Why traditional banks need to embrace the agility of fintech competitors

Paul Higgins, EMEA Banking Lead, Mendix

 

Tech has long played a role in the finance space. The legacy applications running on mainframes at banks hold upwards of 50 years of business process and regulatory compliance evolution – that represents enormous complexity but also significant value in a highly regulated industry. However, that advantage of experience and stability is being outweighed by the faster innovation cycles and lower costs that cloud-native fintechs and neo banks enjoy.

Admittedly, fintechs have been hit hard in the current macroeconomic climate, with some valuations declining dramatically. But the long-term outlook is that fintechs in Europe continue to gain relevance. According to a McKinsey paper, at least one fintech ranks among the top five banking institutions in each of the seven largest European economies, as measured by GDP.

Given the accelerated demand for innovative business solutions geared to the digital-first economy, traditional banks cannot afford to lag behind the emerging crop of challenger banks and new fintech players. In addition, the standardization of services that we are seeing in the sector means that banks must find new ways to differentiate themselves from competitors.

What can the traditional finance players do to survive and thrive in this new world? The key lies in embracing the agility of their fintech competitors.

Fintech vs traditional banks

Fintechs often home in on a single-use case, adopting the latest technology to create a focused, best-of-breed product for customers. This innovation and laser-focus has led to the emergence of fintechs with multi-billion valuations, like Stripe, Klarna, and Revolut. Although offering different products, they share a common goal of providing a great experience to their customers and users – Stripe for merchants, Klarna for online retailers and their customers, and Revolut for retail banking – with no sign of a paper process anywhere. And they iterate and bring improvements to market at a rapid pace.

That poses a major challenge for traditional banks. The legacy applications they operate come from a bygone era where yearly release cycles were the norm – compared to the monthly, fortnightly, or even weekly release cycles common now. The business lines at traditional banks identify the trends and opportunities, but simply cannot react fast enough to capture the potential.

There is a real risk that without the agility to quickly bring new products to market, banks will continue losing customers, especially younger generations, to fintechs. An approach is clearly needed, that provides flexibility across the business and application landscape, enabling them to integrate innovative technologies and match the pace of change we are witnessing.

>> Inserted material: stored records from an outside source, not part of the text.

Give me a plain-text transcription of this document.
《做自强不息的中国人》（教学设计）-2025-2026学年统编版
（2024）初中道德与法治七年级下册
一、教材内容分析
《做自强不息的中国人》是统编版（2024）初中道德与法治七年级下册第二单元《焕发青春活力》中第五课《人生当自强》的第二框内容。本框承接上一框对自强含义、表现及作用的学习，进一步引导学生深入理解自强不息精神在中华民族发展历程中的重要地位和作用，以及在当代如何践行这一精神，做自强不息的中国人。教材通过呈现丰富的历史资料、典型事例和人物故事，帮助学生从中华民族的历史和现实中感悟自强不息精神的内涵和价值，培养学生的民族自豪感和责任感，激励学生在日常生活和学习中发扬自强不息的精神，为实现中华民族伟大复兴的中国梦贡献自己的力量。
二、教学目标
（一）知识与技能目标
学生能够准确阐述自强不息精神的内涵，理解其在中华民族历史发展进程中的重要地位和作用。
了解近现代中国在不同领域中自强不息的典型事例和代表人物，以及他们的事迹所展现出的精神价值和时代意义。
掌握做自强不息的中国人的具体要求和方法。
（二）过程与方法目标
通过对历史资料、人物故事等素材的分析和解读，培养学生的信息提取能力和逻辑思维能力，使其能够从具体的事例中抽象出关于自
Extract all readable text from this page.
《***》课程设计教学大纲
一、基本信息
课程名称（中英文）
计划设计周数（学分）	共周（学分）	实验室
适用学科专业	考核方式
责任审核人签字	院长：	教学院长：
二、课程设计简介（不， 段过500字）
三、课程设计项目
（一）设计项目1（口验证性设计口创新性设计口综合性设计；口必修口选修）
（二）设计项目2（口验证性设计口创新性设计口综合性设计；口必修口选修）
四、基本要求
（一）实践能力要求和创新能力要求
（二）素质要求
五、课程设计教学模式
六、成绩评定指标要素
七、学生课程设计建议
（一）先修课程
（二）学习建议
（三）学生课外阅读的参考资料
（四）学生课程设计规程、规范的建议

Low-code application development increases agility

Adopting low-code across the enterprise has emerged as a crucial solution to meet the challenges posed by the digital-first economy. Low-code breaks down traditional silos of business and IT functions through its first and most important principle: model-driven development. Using a visual model to build an application gives both technical and business professionals a common language to discuss their goals and needs. As a result, cross-functional or fusion teams develop solutions that are relevant and powerful. Low code also helps automate much of the application development, thus reducing errors and accelerating time-to-market and ROI.

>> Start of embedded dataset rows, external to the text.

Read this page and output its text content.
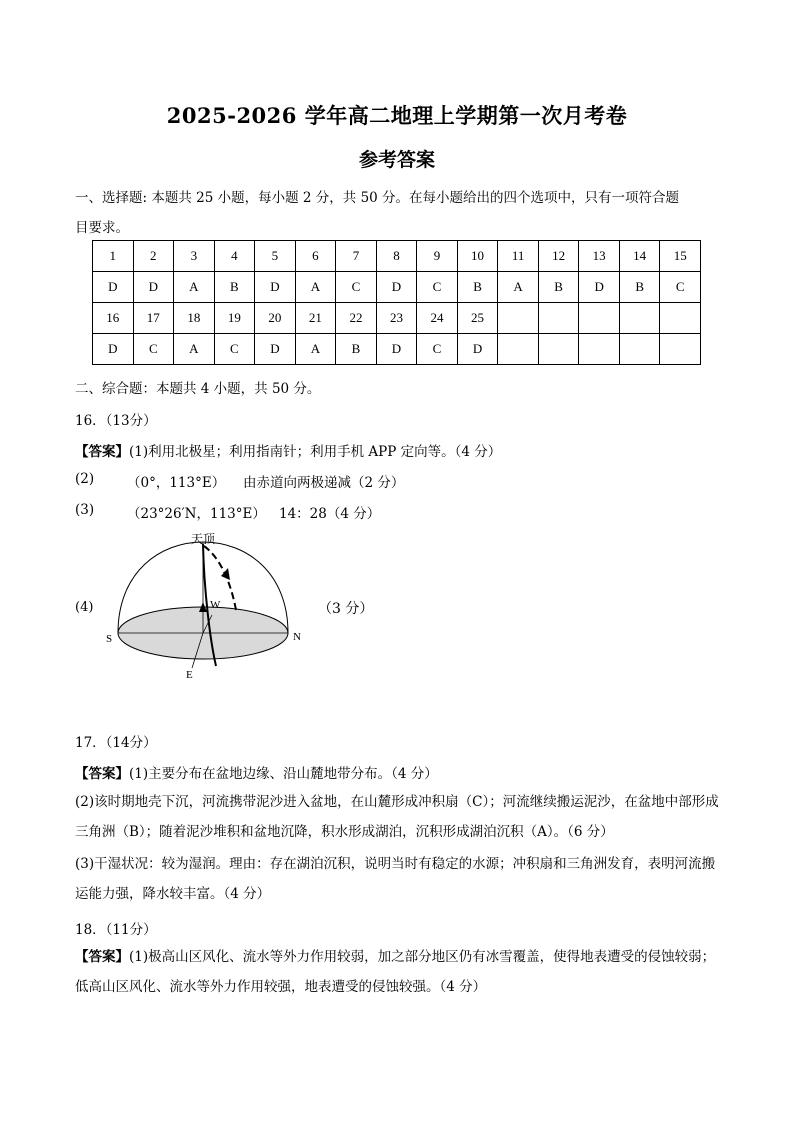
2025-2026 学年高二地理上学期第一次月考卷
参考答案
一、选择题: 本题共 25 小题，每小题 2 分，共 50 分。在每小题给出的四个选项中，只有一项符合题
目要求。
1	2	3	4	5	6	7	8	9	10	11	12	13	14	15
D	D	A	B	D	A	C	D	C	B	A	B	D	B	C
16	17	18	19	20	21	22	23	24	25					
D	C	A	C	D	A	B	D	C	D					
二、综合题：本题共 4 小题，共 50 分。
16．（13分）
【答案】(1)利用北极星；利用指南针；利用手机 APP 定向等。（4 分）
(2) （0°，113°E） 由赤道向两极递减（2 分）
(3) （23°26′N，113°E） 14：28（4 分）
(4)	（3 分）
天顶
W
S	N
E
17．（14分）
【答案】(1)主要分布在盆地边缘、沿山麓地带分布。（4 分）
(2)该时期地壳下沉，河流携带泥沙进入盆地，在山麓形成冲积扇（C）；河流继续搬运泥沙，在盆地中部形成三角洲（B）；随着泥沙堆积和盆地沉降，积水形成湖泊，沉积形成湖泊沉积（A）。（6 分）
(3)干湿状况：较为湿润。理由：存在湖泊沉积，说明当时有稳定的水源；冲积扇和三角洲发育，表明河流搬运能力强，降水较丰富。（4 分）
18．（11分）
【答案】(1)极高山区风化、流水等外力作用较弱，加之部分地区仍有冰雪覆盖，使得地表遭受的侵蚀较弱；低高山区风化、流水等外力作用较强，地表遭受的侵蚀较强。（4 分）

Low-code application development unburdens IT

In full-code application landscapes, up to 7 of every 10 employees in IT are focused on tasks to “keep the lights on.” Whether that’s incident and problem management, making small upgrades to applications, or rolling out patches and other bug-fixes. Which leaves precious few developers to tackle the growing backlog of requests from the business lines.

By comparison, low-code drastically reduces the number of people required to maintain and operate applications. A major factor here is the model-driven development already mentioned.  The combination of freeing up developers to actually work on building applications, and having those developers collaborate closely with business experts has a significant compounding effect – resulting in higher business value in a shorter amount of time.

For instance, in the case of Rabobank, whose direct savings bank served more than 500,000 people, customers were not happy with the interface, leading them to leave the platform.

The IT landscape was complex, with different systems per country, and meeting shifting regulatory and compliance requirements was not easy. So, any upgrade would be a challenge.  Using the Mendix low-code development platform, Rabobank reduced their IT costs for the direct bank by 50% while delivering a far superior customer experience. They streamlined their customer onboarding process and created web and native mobile versions of their savings portal, leading to fantastic scores in customer satisfaction and increased business.

Low-code application development provides a bright digital future

For years the banking and finance sector has been dominated by well-known brands. But according to a recent EY report, 37% of consumers now say that a fintech is their most-trusted financial services brand, compared with 33% who name a bank. Looking at younger generations, 51% of Gen Z and 49% of millennials named a fintech as their most-trusted financial brand – a sign of incumbent brands’ struggle for relevance with younger audiences. Players in the banking space who leverage new technologies, making their products, strategies, and services relevant to customers’ needs will lead the competition.

As the sector continues to evolve, allocating resources to increase innovation, agility, and efficiency should be a priority for banks. Low-code presents financial institutions the opportunity to combine the strengths of an incumbent – the experience and expertise, and a user base most fintechs can only dream of – together with the agility of a start-up.